I am a professional Cartoonist and an Outdoor cat.

My little rig studio. Conveniently doubles as our dining room table.


I live in this sweet rig with my partner and we drive around to beautiful places. I draw cartoons for the New Yorker Magazine and many other organizations, books and publications. I’m currently working on a graphic novel. And I teach. I’ve walked across Spain, bicycled across the United States and twice walked from Mexico to Canada, thru hiking the PCT and CDT long trails and drawing cartoons the whole time.


I learned to draw in my 20’s

With a background in anthropology and sketch comedy, I had a big, untrained, creative impulse looking for an outlet. My drawing was chicken scratch, but something possessed me to draw a cartoon a day and I fell in love - with the ink, the lines, how the visual brain works with ideas, with the theatricality that required no rehearsal space or cast, with the specificity with which you can pin down an idea if you have the skills.

Cartooning can be blindingly simple - it’s you, your ideas, and a piece of paper. But this only works if you can draw. So for 5 years I scratched feverishly in my sketchbook, hauled stacks of books from the public library, devoured continuing ed classes at the School of Visual Arts in Manhattan, and generally pulled every bootstrap I could find to catch my drawings up to my ideas and be professional about it. I bartended for my bills and depending on the day, did a better or worse job of having faith in myself. I sold my first cartoon to the New Yorker in 2016, after drawing and submitting 247 cartoons.

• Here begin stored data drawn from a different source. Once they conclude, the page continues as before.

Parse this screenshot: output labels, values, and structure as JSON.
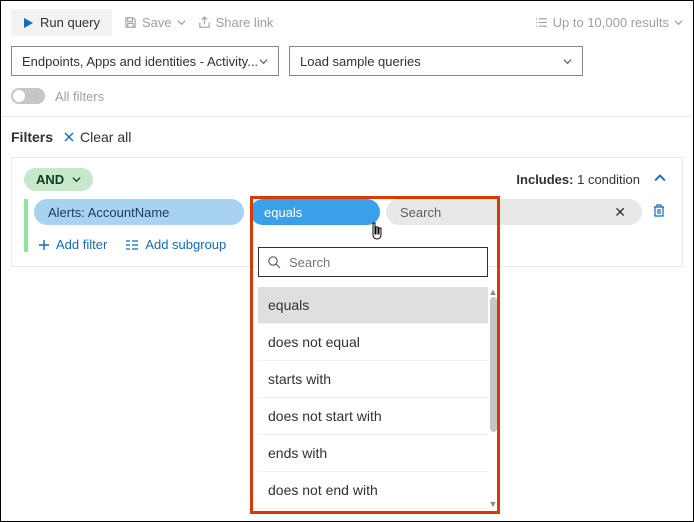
{
  "toolbar": {
    "run": "Run query",
    "save": "Save",
    "share": "Share link",
    "results": "Up to 10,000 results"
  },
  "query": {
    "scope": "Endpoints, Apps and identities - Activity...",
    "sample": "Load sample queries"
  },
  "allfilters_label": "All filters",
  "filters": {
    "title": "Filters",
    "clear": "Clear all"
  },
  "card": {
    "op": "AND",
    "includes_label": "Includes:",
    "includes_count": "1 condition",
    "field": "Alerts: AccountName",
    "operator": "equals",
    "value_placeholder": "Search",
    "add_filter": "Add filter",
    "add_subgroup": "Add subgroup"
  },
  "dropdown": {
    "search_placeholder": "Search",
    "items": [
      "equals",
      "does not equal",
      "starts with",
      "does not start with",
      "ends with",
      "does not end with"
    ],
    "selected": "equals"
  }
}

This is why I love teaching adults. I deeply know the bitter frustrations and sweet rewards of figuring yourself out as an artist. I created the Kitchen Table Atelier , an online teaching workshop to help people develop themselves as artists, to support adults going after their artistic ambitions and so I can have ongoing relationships with students even while leading a footloose, traveling life.

It’s a wild thing, to be human. We are a bristling ball of contradictions wrapped in muscles and skin. It’s a situation that is worth a lifetime to ponder, and for me, there is no better tool than drawing for making sense of it, of us and of this world.